The RBI Act was drafted in the context of strong and open animosity between the colonial government in Delhi and the RBI based in Mumbai which was suspected as being too close to the “nationalist interest”. The present RBI Act contains provisions that go back to the animosities of the 1930s. How else does one explain the clauses in the RBI Act that provide legal powers to the government to commit excesses against the RBI top management?

While the colonial government viewed the RBI with great suspicion, hitherto unreleased documents when put in the public domain would provide an effective background to why the government was vested with powers 75 years ago to dismiss the Governor and Deputy Governors without assigning any reason.

While this may have had some context in 1934, it is unconscionable that these repugnant clauses should remain, despite several amendments.

It is pertinent to note that civil servants have the safeguard of appealing to the Central Administrative Tribunal (CAT), but even today the RBI top management has no such recourse to appeal.

INEFFECTIVE PENALTIES

The cash reserve ratio (CRR) was a powerful instrument of policy with very strong deterrent penalties. The well-intended amendment in the law that no interest can be paid on CRR balances has greatly attenuated this instrument.

With the Bank Rate being consciously kept low and unchanged over the years, the imposition of a penalty based on the low Bank Rate stultifies the whole process of monetary discipline. It is to the credit of the RBI that it has been able to use strong moral suasion while its most potent weapon has been blunted.

In many ways, the RBI has onerous duties without the necessary powers. Both, the RBI Act and the Bank Regulation Act do not provide for meaningful penalties, while in contrast the SEBI Act does provide for “punishment befitting the crime”.

ALLOWING FOR AUTONOMY

The problems are magnified by the fact that three-fourths of the banking system is in the public sector with majority control in the hands of the government. The Commission would need to delineate proprietory interests from regulatory powers. The absence of delineation of powers has greatly attenuated the system and the financial system becomes a hostage of the political process.
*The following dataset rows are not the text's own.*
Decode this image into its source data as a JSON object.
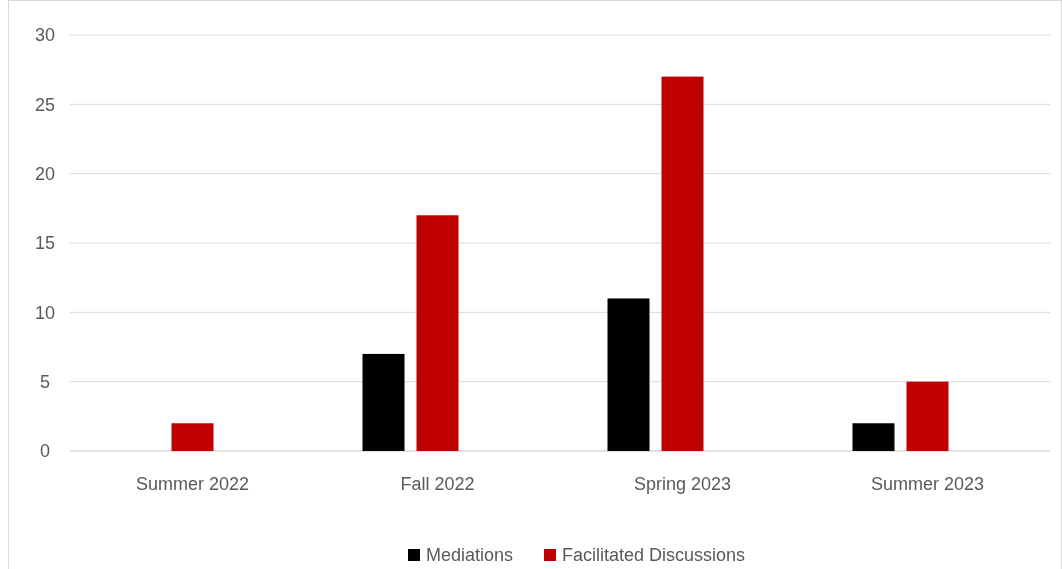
{
  "chart_data": {
    "type": "bar",
    "categories": [
      "Summer 2022",
      "Fall 2022",
      "Spring 2023",
      "Summer 2023"
    ],
    "series": [
      {
        "name": "Mediations",
        "color": "#000000",
        "values": [
          0,
          7,
          11,
          2
        ]
      },
      {
        "name": "Facilitated Discussions",
        "color": "#c00000",
        "values": [
          2,
          17,
          27,
          5
        ]
      }
    ],
    "ylim": [
      0,
      30
    ],
    "yticks": [
      0,
      5,
      10,
      15,
      20,
      25,
      30
    ],
    "grid": "y",
    "legend": "bottom"
  }
}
Although an enlightened government has respected the Fiscal Responsibility and Budget Management Act, there is a lacuna in the RBI Act in that there is no cross-reference to the two Acts.

The constitution of the RBI Board should be left largely to the Board rather than it being a source for political patronage. Again, there should be a regular periodic rotation of one-third of the Board. There is merit in having a separate dedicated Financial Sector Supervisory Board. The present legislation only allows the membership to be drawn from the RBI Board.

The legislative framework for banking is indeed stultifying. There are different clauses governing private, foreign and public sector banks. What is even more glaring is that even within the public sector banks, there is a proliferation of legislation. There should be a single legislative framework.

That said, the Commission has miles to go.